Just back from the weekend’s Greer-Heard Conference, I’d like to say a few things about a paper given there by my friend Dr. David Bertch. David is a committed Christian and a clear thinker whom I respect greatly. His paper, “The Future of Atheism Continually Confounded by the Paradoxes of the Faith,” was on paradoxes and how we should embrace them, or at least not fear them. Handouts were not available, so I’m going by memory and notes I took (though he invited anyone interested in a copy to email him [see link above]). If I’m guilty of misrepresenting his position, I deeply apologize.
After an interesting historical survey of thinkers (especially philosophers) and the paradoxes they have embraced, David turned to the relationship between Christian faith and paradoxes. He named two examples of such paradoxes: the Trinity and the Incarnation of Christ. Having earlier set up a distinction between logical paradoxes (I suppose he had in mind such things as Zeno’s paradoxes of motion) and other paradoxes (there was unfortunately no title given to this second category), such as the two named examples, David explained that Christians should not be troubled by the latter. There was no discussion of the first category there, so we’ll limit discussion here to the latter, as well.
Now, I don’t think too highly of paradox (an attitude I’m rethinking after the paper). Call me a child of the modern era, but I’d like appeal to paradox to be a last resort. Let’s table that sentiment for now. We must straight away admit that we (at least I) have no philosophical explanation for either the Incarnation or the Trinity; at least we have no generally accepted explanation (I’m not interested in discussing what would constitute a “generally accepted” explanation here). I confess that we take these things on faith, and I’m happy to do so. Are they actually paradoxes? I’m not so sure they are. I suppose it depends on what we mean by “paradox.” Regardless of these things, it seems to me that once we declare something a paradox, we stop trying to rationally explain it. This, of course, does not necessarily follow; it does, however, seem to be common practice in the Church.

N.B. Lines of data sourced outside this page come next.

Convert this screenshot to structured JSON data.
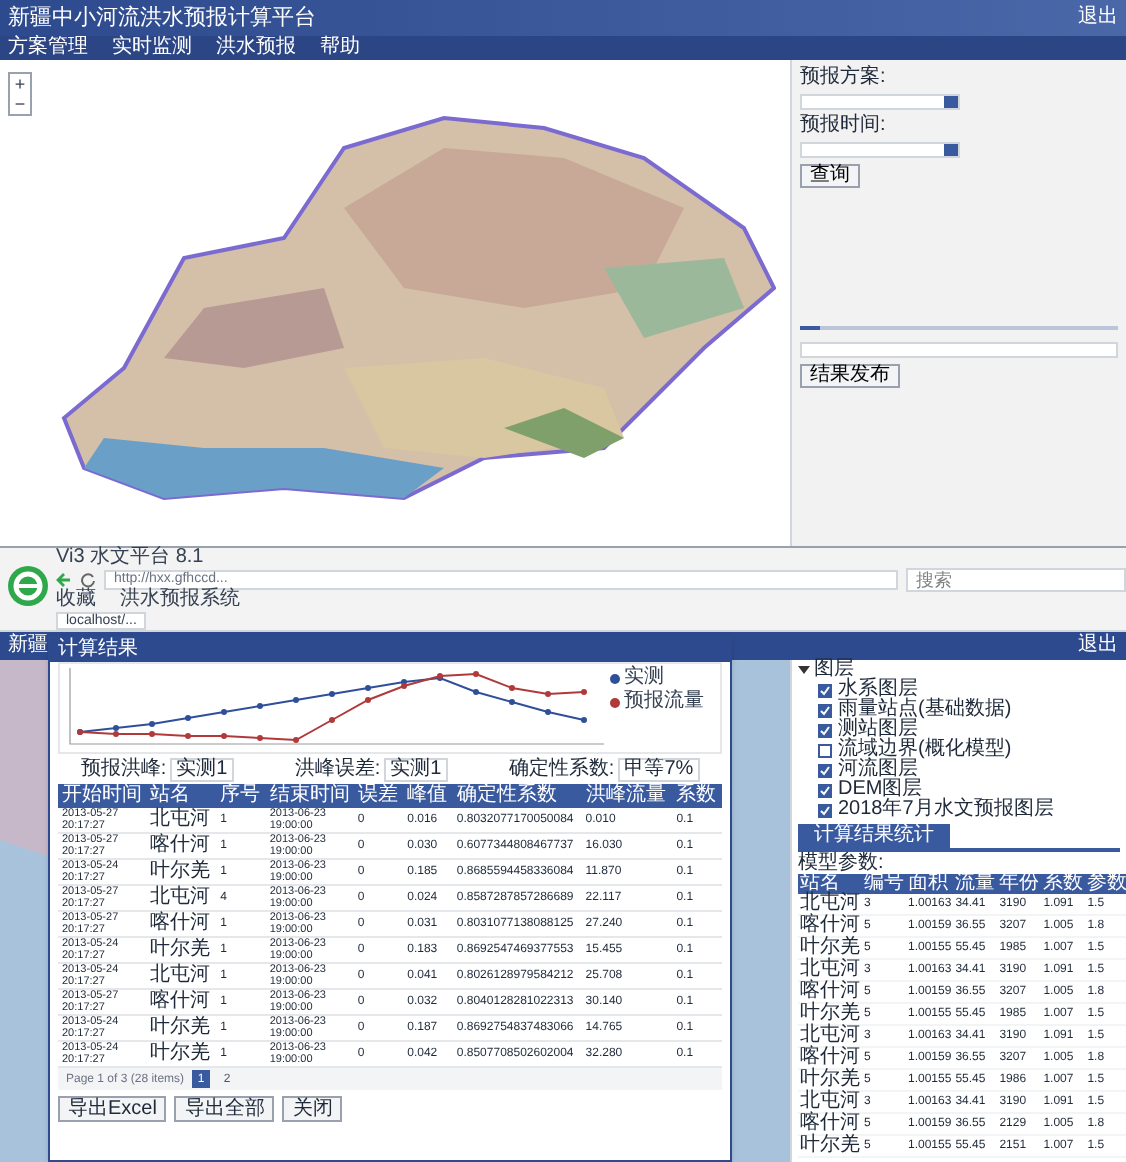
{
  "app_top": {
    "title": "新疆中小河流洪水预报计算平台",
    "nav": [
      "方案管理",
      "实时监测",
      "洪水预报",
      "帮助"
    ],
    "user": "退出"
  },
  "zoom": [
    "+",
    "−"
  ],
  "top_panel": {
    "fields": [
      {
        "label": "预报方案:"
      },
      {
        "label": "预报时间:"
      }
    ],
    "query_button": "查询",
    "slider": {
      "level": 0.06
    },
    "publish_button": "结果发布"
  },
  "browser": {
    "tab_title": "Vi3 水文平台 8.1",
    "url": "http://hxx.gfhccd...",
    "search_placeholder": "搜索",
    "bookmarks": [
      "收藏",
      "洪水预报系统"
    ],
    "page_tab": "localhost/..."
  },
  "app_bottom": {
    "title": "新疆",
    "user": "退出"
  },
  "dialog": {
    "title": "计算结果",
    "legend": [
      {
        "name": "实测",
        "color": "#2f4f9a"
      },
      {
        "name": "预报流量",
        "color": "#b03a3a"
      }
    ],
    "filters": [
      {
        "label": "预报洪峰:",
        "value": "实测1"
      },
      {
        "label": "洪峰误差:",
        "value": "实测1"
      },
      {
        "label": "确定性系数:",
        "value": "甲等7%"
      }
    ],
    "table": {
      "columns": [
        "开始时间",
        "站名",
        "序号",
        "结束时间",
        "误差",
        "峰值",
        "确定性系数",
        "洪峰流量",
        "系数"
      ],
      "rows": [
        [
          "2013-05-27 20:17:27",
          "北屯河",
          "1",
          "2013-06-23 19:00:00",
          "0",
          "0.016",
          "0.8032077170050084",
          "0.010",
          "0.1"
        ],
        [
          "2013-05-27 20:17:27",
          "喀什河",
          "1",
          "2013-06-23 19:00:00",
          "0",
          "0.030",
          "0.6077344808467737",
          "16.030",
          "0.1"
        ],
        [
          "2013-05-24 20:17:27",
          "叶尔羌",
          "1",
          "2013-06-23 19:00:00",
          "0",
          "0.185",
          "0.8685594458336084",
          "11.870",
          "0.1"
        ],
        [
          "2013-05-27 20:17:27",
          "北屯河",
          "4",
          "2013-06-23 19:00:00",
          "0",
          "0.024",
          "0.8587287857286689",
          "22.117",
          "0.1"
        ],
        [
          "2013-05-27 20:17:27",
          "喀什河",
          "1",
          "2013-06-23 19:00:00",
          "0",
          "0.031",
          "0.8031077138088125",
          "27.240",
          "0.1"
        ],
        [
          "2013-05-24 20:17:27",
          "叶尔羌",
          "1",
          "2013-06-23 19:00:00",
          "0",
          "0.183",
          "0.8692547469377553",
          "15.455",
          "0.1"
        ],
        [
          "2013-05-24 20:17:27",
          "北屯河",
          "1",
          "2013-06-23 19:00:00",
          "0",
          "0.041",
          "0.8026128979584212",
          "25.708",
          "0.1"
        ],
        [
          "2013-05-27 20:17:27",
          "喀什河",
          "1",
          "2013-06-23 19:00:00",
          "0",
          "0.032",
          "0.8040128281022313",
          "30.140",
          "0.1"
        ],
        [
          "2013-05-24 20:17:27",
          "叶尔羌",
          "1",
          "2013-06-23 19:00:00",
          "0",
          "0.187",
          "0.8692754837483066",
          "14.765",
          "0.1"
        ],
        [
          "2013-05-24 20:17:27",
          "叶尔羌",
          "1",
          "2013-06-23 19:00:00",
          "0",
          "0.042",
          "0.8507708502602004",
          "32.280",
          "0.1"
        ]
      ]
    },
    "pager": {
      "summary": "Page 1 of 3 (28 items)",
      "pages": [
        {
          "label": "1",
          "selected": true
        },
        {
          "label": "2",
          "selected": false
        }
      ]
    },
    "buttons": [
      "导出Excel",
      "导出全部",
      "关闭"
    ]
  },
  "right_panel": {
    "tree": {
      "label": "图层",
      "expanded": true,
      "children": [
        {
          "label": "水系图层",
          "checked": true
        },
        {
          "label": "雨量站点(基础数据)",
          "checked": true
        },
        {
          "label": "测站图层",
          "checked": true
        },
        {
          "label": "流域边界(概化模型)",
          "checked": false
        },
        {
          "label": "河流图层",
          "checked": true
        },
        {
          "label": "DEM图层",
          "checked": true
        },
        {
          "label": "2018年7月水文预报图层",
          "checked": true
        }
      ]
    },
    "tab": "计算结果统计",
    "table_title": "模型参数:",
    "table": {
      "columns": [
        "站名",
        "编号",
        "面积",
        "流量",
        "年份",
        "系数",
        "参数"
      ],
      "rows": [
        [
          "北屯河",
          "3",
          "1.00163",
          "34.41",
          "3190",
          "1.091",
          "1.5"
        ],
        [
          "喀什河",
          "5",
          "1.00159",
          "36.55",
          "3207",
          "1.005",
          "1.8"
        ],
        [
          "叶尔羌",
          "5",
          "1.00155",
          "55.45",
          "1985",
          "1.007",
          "1.5"
        ],
        [
          "北屯河",
          "3",
          "1.00163",
          "34.41",
          "3190",
          "1.091",
          "1.5"
        ],
        [
          "喀什河",
          "5",
          "1.00159",
          "36.55",
          "3207",
          "1.005",
          "1.8"
        ],
        [
          "叶尔羌",
          "5",
          "1.00155",
          "55.45",
          "1985",
          "1.007",
          "1.5"
        ],
        [
          "北屯河",
          "3",
          "1.00163",
          "34.41",
          "3190",
          "1.091",
          "1.5"
        ],
        [
          "喀什河",
          "5",
          "1.00159",
          "36.55",
          "3207",
          "1.005",
          "1.8"
        ],
        [
          "叶尔羌",
          "5",
          "1.00155",
          "55.45",
          "1986",
          "1.007",
          "1.5"
        ],
        [
          "北屯河",
          "3",
          "1.00163",
          "34.41",
          "3190",
          "1.091",
          "1.5"
        ],
        [
          "喀什河",
          "5",
          "1.00159",
          "36.55",
          "2129",
          "1.005",
          "1.8"
        ],
        [
          "叶尔羌",
          "5",
          "1.00155",
          "55.45",
          "2151",
          "1.007",
          "1.5"
        ]
      ]
    }
  }
}
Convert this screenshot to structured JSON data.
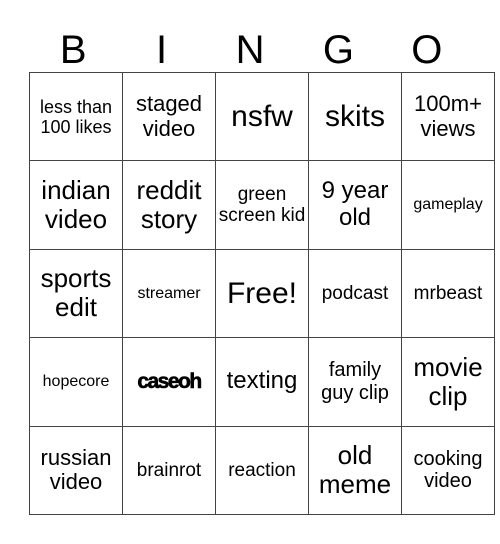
{
  "header": {
    "letters": [
      "B",
      "I",
      "N",
      "G",
      "O"
    ]
  },
  "card": {
    "rows": [
      [
        "less than 100 likes",
        "staged video",
        "nsfw",
        "skits",
        "100m+ views"
      ],
      [
        "indian video",
        "reddit story",
        "green screen kid",
        "9 year old",
        "gameplay"
      ],
      [
        "sports edit",
        "streamer",
        "Free!",
        "podcast",
        "mrbeast"
      ],
      [
        "hopecore",
        "caseoh",
        "texting",
        "family guy clip",
        "movie clip"
      ],
      [
        "russian video",
        "brainrot",
        "reaction",
        "old meme",
        "cooking video"
      ]
    ]
  }
}
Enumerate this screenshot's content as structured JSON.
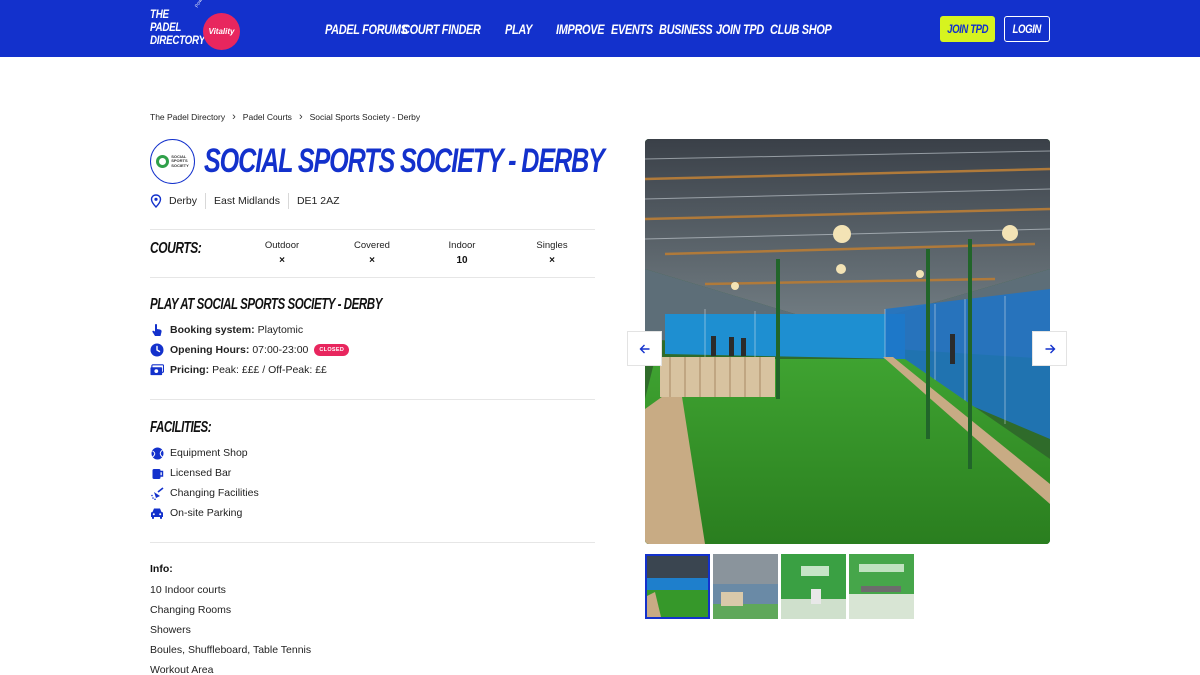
{
  "header": {
    "logo_text_lines": [
      "THE",
      "PADEL",
      "DIRECTORY"
    ],
    "logo_badge": "Vitality",
    "logo_powered": "Powered by",
    "nav": [
      "PADEL FORUMS",
      "COURT FINDER",
      "PLAY",
      "IMPROVE",
      "EVENTS",
      "BUSINESS",
      "JOIN TPD",
      "CLUB SHOP"
    ],
    "join_label": "JOIN TPD",
    "login_label": "LOGIN",
    "colors": {
      "bar": "#1331cc",
      "join_bg": "#d6f31f"
    }
  },
  "breadcrumb": [
    "The Padel Directory",
    "Padel Courts",
    "Social Sports Society - Derby"
  ],
  "club": {
    "logo_text": [
      "SOCIAL",
      "SPORTS",
      "SOCIETY"
    ],
    "title": "SOCIAL SPORTS SOCIETY - DERBY",
    "location": [
      "Derby",
      "East Midlands",
      "DE1 2AZ"
    ]
  },
  "courts": {
    "label": "COURTS:",
    "columns": [
      {
        "name": "Outdoor",
        "value": "×"
      },
      {
        "name": "Covered",
        "value": "×"
      },
      {
        "name": "Indoor",
        "value": "10"
      },
      {
        "name": "Singles",
        "value": "×"
      }
    ]
  },
  "play": {
    "heading": "PLAY AT SOCIAL SPORTS SOCIETY - DERBY",
    "booking_label": "Booking system:",
    "booking_value": "Playtomic",
    "hours_label": "Opening Hours:",
    "hours_value": "07:00-23:00",
    "hours_status": "CLOSED",
    "pricing_label": "Pricing:",
    "pricing_value": "Peak: £££ / Off-Peak: ££"
  },
  "facilities": {
    "heading": "FACILITIES:",
    "items": [
      {
        "label": "Equipment Shop",
        "icon": "tennis-ball-icon"
      },
      {
        "label": "Licensed Bar",
        "icon": "mug-icon"
      },
      {
        "label": "Changing Facilities",
        "icon": "shower-icon"
      },
      {
        "label": "On-site Parking",
        "icon": "car-icon"
      }
    ]
  },
  "info": {
    "heading": "Info:",
    "lines": [
      "10 Indoor courts",
      "Changing Rooms",
      "Showers",
      "Boules, Shuffleboard, Table Tennis",
      "Workout Area"
    ]
  },
  "gallery": {
    "prev_icon": "arrow-left-icon",
    "next_icon": "arrow-right-icon",
    "thumb_count": 4,
    "active_thumb": 0
  },
  "colors": {
    "accent": "#1331cc",
    "closed_badge": "#e8265e",
    "court_turf": "#3c9a2a",
    "court_blue": "#1d74c8"
  }
}
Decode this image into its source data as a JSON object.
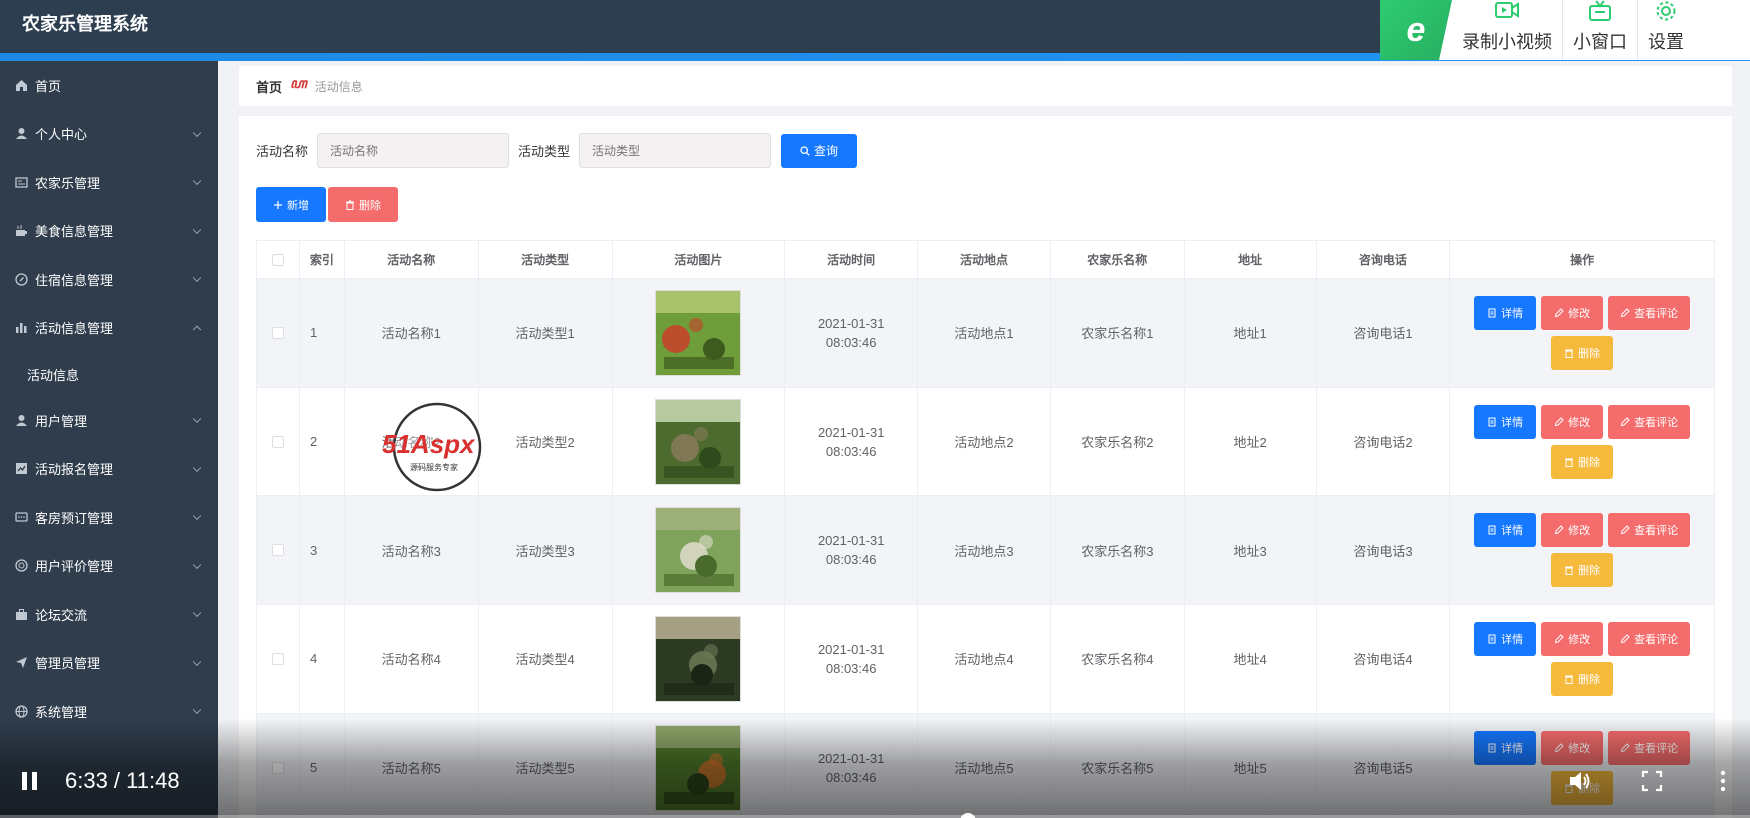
{
  "app": {
    "title": "农家乐管理系统"
  },
  "toolbar": {
    "logo_glyph": "e",
    "items": [
      {
        "label": "录制小视频",
        "icon": "video-record-icon"
      },
      {
        "label": "小窗口",
        "icon": "tv-icon"
      },
      {
        "label": "设置",
        "icon": "gear-icon"
      }
    ]
  },
  "sidebar": {
    "items": [
      {
        "label": "首页",
        "icon": "home-icon"
      },
      {
        "label": "个人中心",
        "icon": "user-icon"
      },
      {
        "label": "农家乐管理",
        "icon": "card-icon"
      },
      {
        "label": "美食信息管理",
        "icon": "food-icon"
      },
      {
        "label": "住宿信息管理",
        "icon": "compass-icon"
      },
      {
        "label": "活动信息管理",
        "icon": "bar-chart-icon",
        "expanded": true
      },
      {
        "label": "活动信息",
        "sub": true
      },
      {
        "label": "用户管理",
        "icon": "user-icon"
      },
      {
        "label": "活动报名管理",
        "icon": "chart-icon"
      },
      {
        "label": "客房预订管理",
        "icon": "chat-icon"
      },
      {
        "label": "用户评价管理",
        "icon": "globe-icon"
      },
      {
        "label": "论坛交流",
        "icon": "briefcase-icon"
      },
      {
        "label": "管理员管理",
        "icon": "send-icon"
      },
      {
        "label": "系统管理",
        "icon": "globe-icon"
      }
    ]
  },
  "breadcrumb": {
    "home": "首页",
    "current": "活动信息"
  },
  "search": {
    "name_label": "活动名称",
    "name_placeholder": "活动名称",
    "type_label": "活动类型",
    "type_placeholder": "活动类型",
    "query_label": "查询"
  },
  "actions": {
    "add_label": "新增",
    "delete_label": "删除"
  },
  "table": {
    "columns": [
      "",
      "索引",
      "活动名称",
      "活动类型",
      "活动图片",
      "活动时间",
      "活动地点",
      "农家乐名称",
      "地址",
      "咨询电话",
      "操作"
    ],
    "row_buttons": {
      "detail": "详情",
      "edit": "修改",
      "review": "查看评论",
      "remove": "删除"
    },
    "rows": [
      {
        "index": "1",
        "name": "活动名称1",
        "type": "活动类型1",
        "time": "2021-01-31 08:03:46",
        "place": "活动地点1",
        "farm": "农家乐名称1",
        "address": "地址1",
        "phone": "咨询电话1"
      },
      {
        "index": "2",
        "name": "活动名称2",
        "type": "活动类型2",
        "time": "2021-01-31 08:03:46",
        "place": "活动地点2",
        "farm": "农家乐名称2",
        "address": "地址2",
        "phone": "咨询电话2"
      },
      {
        "index": "3",
        "name": "活动名称3",
        "type": "活动类型3",
        "time": "2021-01-31 08:03:46",
        "place": "活动地点3",
        "farm": "农家乐名称3",
        "address": "地址3",
        "phone": "咨询电话3"
      },
      {
        "index": "4",
        "name": "活动名称4",
        "type": "活动类型4",
        "time": "2021-01-31 08:03:46",
        "place": "活动地点4",
        "farm": "农家乐名称4",
        "address": "地址4",
        "phone": "咨询电话4"
      },
      {
        "index": "5",
        "name": "活动名称5",
        "type": "活动类型5",
        "time": "2021-01-31 08:03:46",
        "place": "活动地点5",
        "farm": "农家乐名称5",
        "address": "地址5",
        "phone": "咨询电话5"
      }
    ]
  },
  "watermark": {
    "brand": "51Aspx",
    "tagline": "源码服务专家"
  },
  "video": {
    "time": "6:33 / 11:48",
    "progress": 0.553
  },
  "colors": {
    "primary": "#1677ff",
    "danger": "#f56c6c",
    "warning": "#f5b93c",
    "sidebar": "#2f3d4c",
    "header": "#2c3e50"
  }
}
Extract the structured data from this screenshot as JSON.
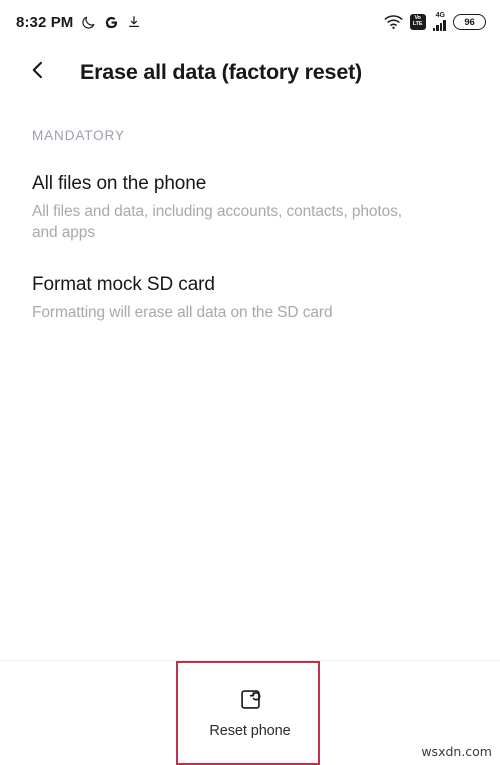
{
  "status_bar": {
    "clock": "8:32 PM",
    "left_icons": [
      {
        "name": "dnd-moon-icon",
        "glyph": "☾"
      },
      {
        "name": "google-g-icon",
        "glyph": "G"
      },
      {
        "name": "download-icon",
        "glyph": "⬇"
      }
    ],
    "wifi_icon": "wifi-icon",
    "volte_line1": "Vo",
    "volte_line2": "LTE",
    "network_generation": "4G",
    "signal_icon": "signal-bars-icon",
    "battery_level": "96"
  },
  "app_bar": {
    "back_icon": "chevron-left-icon",
    "title": "Erase all data (factory reset)"
  },
  "content": {
    "section_label": "MANDATORY",
    "items": [
      {
        "title": "All files on the phone",
        "description": "All files and data, including accounts, contacts, photos, and apps"
      },
      {
        "title": "Format mock SD card",
        "description": "Formatting will erase all data on the SD card"
      }
    ]
  },
  "bottom_bar": {
    "reset_icon": "reset-phone-icon",
    "reset_label": "Reset phone"
  },
  "highlight": {
    "color": "#c0304a"
  },
  "watermark": {
    "text": "wsxdn.com"
  }
}
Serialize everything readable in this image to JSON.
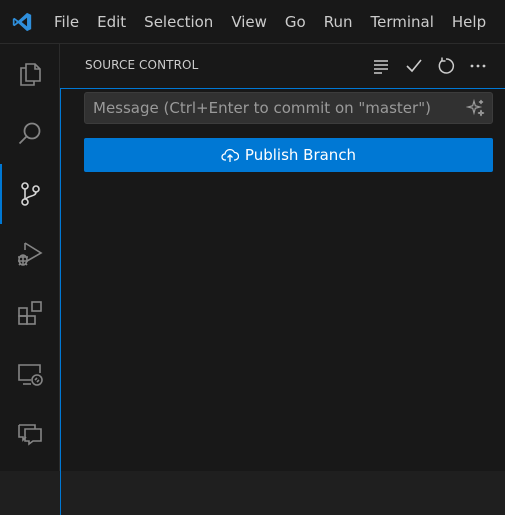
{
  "menubar": {
    "logo_icon": "vscode-logo-icon",
    "items": [
      "File",
      "Edit",
      "Selection",
      "View",
      "Go",
      "Run",
      "Terminal",
      "Help"
    ]
  },
  "activity_bar": {
    "items": [
      {
        "name": "explorer",
        "icon": "files-icon",
        "active": false
      },
      {
        "name": "search",
        "icon": "search-icon",
        "active": false
      },
      {
        "name": "source-control",
        "icon": "source-control-icon",
        "active": true
      },
      {
        "name": "run-and-debug",
        "icon": "run-debug-icon",
        "active": false
      },
      {
        "name": "extensions",
        "icon": "extensions-icon",
        "active": false
      },
      {
        "name": "remote-explorer",
        "icon": "remote-explorer-icon",
        "active": false
      },
      {
        "name": "chat",
        "icon": "chat-icon",
        "active": false
      }
    ]
  },
  "sidebar": {
    "title": "SOURCE CONTROL",
    "actions": [
      "view-as-tree-icon",
      "commit-check-icon",
      "refresh-icon",
      "more-actions-icon"
    ],
    "commit_input": {
      "placeholder": "Message (Ctrl+Enter to commit on \"master\")",
      "value": "",
      "icon": "sparkle-icon"
    },
    "publish_button": {
      "label": "Publish Branch",
      "icon": "cloud-upload-icon"
    }
  },
  "colors": {
    "accent": "#0078d4",
    "background": "#181818",
    "foreground": "#cccccc"
  }
}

Notice that what Christians are wont to call a paradox, non-Christians often call a flat contradiction. It’s likely that most of us know someone who rejects the Christian faith, saying something like: “it’s based on ridiculous contradictions”; “it sounds nice, but I simply cannot affirm such obvious logical contradictions as the Incarnation and the Trinity.” Whether there are legitimately two (or more) categories of paradoxes is irrelevant: non-Christians place these examples in the “logical paradox” (aka, “contradiction”) category, regarless of what Christians maintain. Thus my apologetic concern: how are we to give these people an answer (cf. 1 Pe 3:15)? It sounds pious to say “you must simply take this by faith, friend”, but we should likely expect “you should enroll in Logic 101, friend” as the amicable response. We must give them a better answer–and Christian philosophers are trying (I’m thinking of Tom Morris’s _The Logic of God Incarnate_ and Mike Rea and Jeff Brower’s articles  “Understanding the Trinity” and  “Material Constitution and the Trinity“).
I’d like to suggest we be a bit slower to embrace or appeal to paradox in giving an account of our Christian faith.